This article is from the archives of the UB Reporter.
Archives

Software grades handwritten essays

New computational tool may boost students’ reading comprehension

Published: January 31, 2008

By ELLEN GOLDBAUM
Contributing Editor

Computer scientists in the School of Engineering and Applied Sciences have been working with their colleagues in the Graduate School of Education to develop a computational tool that not only dramatically reduces the time it takes to grade children’s handwritten essays, but also may help boost students’ reading-comprehension skills.

The software has special relevance to the school systems and teachers involved in administering the standardized English Language Arts exams that are given every year, usually in January, by public school systems in every state. This month, every New York school district will administer these assessments to their students in grades three to eight.

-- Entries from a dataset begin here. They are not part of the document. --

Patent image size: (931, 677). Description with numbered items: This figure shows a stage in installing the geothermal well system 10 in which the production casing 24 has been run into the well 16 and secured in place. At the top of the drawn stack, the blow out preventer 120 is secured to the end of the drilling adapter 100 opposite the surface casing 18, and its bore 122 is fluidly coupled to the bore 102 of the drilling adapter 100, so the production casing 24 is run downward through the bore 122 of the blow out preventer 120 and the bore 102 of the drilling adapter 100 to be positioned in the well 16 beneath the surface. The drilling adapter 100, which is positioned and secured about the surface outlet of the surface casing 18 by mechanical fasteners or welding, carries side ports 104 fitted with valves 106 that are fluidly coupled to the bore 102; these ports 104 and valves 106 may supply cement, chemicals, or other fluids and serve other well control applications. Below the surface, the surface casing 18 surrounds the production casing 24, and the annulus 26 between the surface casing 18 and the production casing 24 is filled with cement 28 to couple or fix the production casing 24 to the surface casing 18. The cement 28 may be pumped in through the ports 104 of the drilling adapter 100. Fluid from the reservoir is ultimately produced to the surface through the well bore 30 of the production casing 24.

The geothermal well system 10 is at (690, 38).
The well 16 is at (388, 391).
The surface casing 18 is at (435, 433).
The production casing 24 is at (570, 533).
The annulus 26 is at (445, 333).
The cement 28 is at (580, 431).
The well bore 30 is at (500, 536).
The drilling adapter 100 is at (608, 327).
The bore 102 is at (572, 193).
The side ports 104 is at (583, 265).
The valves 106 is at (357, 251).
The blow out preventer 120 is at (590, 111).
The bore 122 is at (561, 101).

The National Science Foundation recently awarded the UB researchers a $100,000 grant to develop new algorithms that eventually could allow computers to take over the grading of children’s handwritten essays.

The UB team’s preliminary results with the software are scheduled for publication in the February/March issue of Artificial Intelligence. The paper was published earlier in the online version of the journal.

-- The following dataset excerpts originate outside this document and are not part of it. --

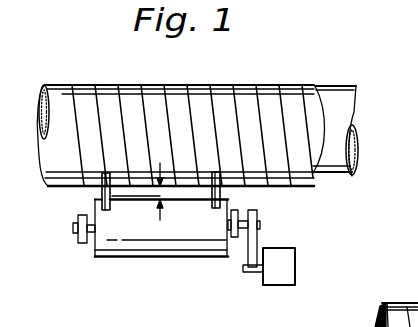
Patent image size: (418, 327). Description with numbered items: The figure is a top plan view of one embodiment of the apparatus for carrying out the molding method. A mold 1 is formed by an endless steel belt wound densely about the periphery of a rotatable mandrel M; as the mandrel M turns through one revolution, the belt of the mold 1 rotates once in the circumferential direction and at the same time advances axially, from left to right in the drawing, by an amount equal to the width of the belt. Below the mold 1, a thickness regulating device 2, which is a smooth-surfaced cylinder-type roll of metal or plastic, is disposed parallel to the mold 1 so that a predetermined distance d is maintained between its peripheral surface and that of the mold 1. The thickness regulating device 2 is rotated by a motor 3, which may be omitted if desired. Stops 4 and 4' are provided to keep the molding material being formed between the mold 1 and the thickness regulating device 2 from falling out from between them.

The mold 1 is at (82, 91).
The mandrel M is at (345, 102).
The thickness regulating device 2 is at (208, 256).
The motor 3 is at (286, 283).
The stop 4 is at (77, 198).
The stop 4' is at (254, 195).
The predetermined distance d is at (160, 190).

“It surprised us that we were able to do as well as we did, especially since this was our first attempt,” said Sargur N. Srihari, SUNY Distinguished Professor in the Department of Computer Science and Engineering and principal investigator on the project.

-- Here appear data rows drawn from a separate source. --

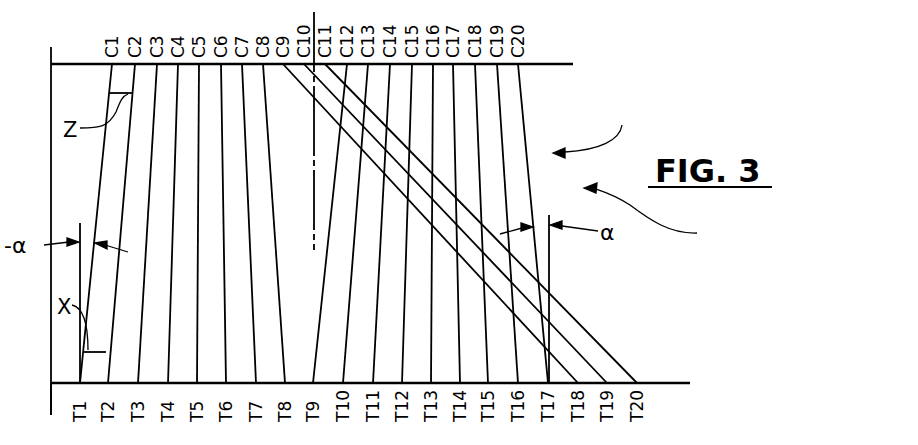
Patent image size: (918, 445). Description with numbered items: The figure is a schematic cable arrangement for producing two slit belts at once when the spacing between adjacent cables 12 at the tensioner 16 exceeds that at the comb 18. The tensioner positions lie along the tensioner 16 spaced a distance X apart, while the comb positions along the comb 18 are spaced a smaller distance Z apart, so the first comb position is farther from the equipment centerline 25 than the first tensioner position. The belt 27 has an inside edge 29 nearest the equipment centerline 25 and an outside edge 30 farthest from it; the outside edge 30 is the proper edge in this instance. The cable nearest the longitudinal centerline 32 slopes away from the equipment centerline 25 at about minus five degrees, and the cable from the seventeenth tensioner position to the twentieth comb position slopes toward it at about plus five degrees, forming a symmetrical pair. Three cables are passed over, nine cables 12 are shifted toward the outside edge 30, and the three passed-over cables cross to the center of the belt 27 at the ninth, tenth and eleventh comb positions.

The cables 12 is at (476, 125).
The tensioner 16 is at (673, 383).
The comb 18 is at (558, 64).
The equipment centerline 25 is at (51, 363).
The belt 27 is at (595, 130).
The inside edge 29 is at (36, 131).
The outside edge 30 is at (654, 215).
The longitudinal centerline 32 is at (314, 156).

The project focused on handwritten essays obtained from eighth graders in the Buffalo Public Schools who responded to this question from a New York State English Language Arts exam: “How was Martha Washington’s role as First Lady different from that of Eleanor Roosevelt?”

Three hundred of the essays were scored by human examiners and used as a “gold standard” against which 96 computer-scored essays were judged.

Essays were graded on a scale of 0-6, with six being the highest score.

In 70 percent of cases, the UB researchers reported, the computer program graded the essays within one point of those assigned by human examiners.

The UB research tackles two significant artificial intelligence problems, said Srihari, director of UB’s Center of Excellence for Document Analysis and Recognition (CEDAR), the world’s largest research center devoted to developing new technologies that can recognize and read handwriting.

“We wanted to see whether automated handwriting-recognition capabilities can be used to read children’s handwriting, which is essentially uncharted territory,” he said. “Then we took it one step further to see if we could get computers to score these essays like human examiners.”

In the pilot study, the essays were scanned into a computer. Each line of text was broken down into individual words. In this step, the system’s goal was word recognition, which it accomplished using contextual information from the rest of the sample, the answer rubric and the question.

Once the majority of words were recognized, the essay was turned into a digital text file.

For the automated scoring step, the UB researchers used an artificial neural network approach.

“In this method, the system ‘learns’ from a set of answers that were scored already by humans, associating different values or scores with different features in the essays,” explained Srihari.

Computational tools designed to evaluate essays that are typed, not handwritten, already exist, Srihari said.

“But these are all based on electronic text that the test-taker types in, using a computer keyboard,” he said. “In this case, we are working toward developing a computational tool to read and evaluate the many thousands of handwritten essays written by schoolchildren as part of statewide mandated reading comprehension tests.”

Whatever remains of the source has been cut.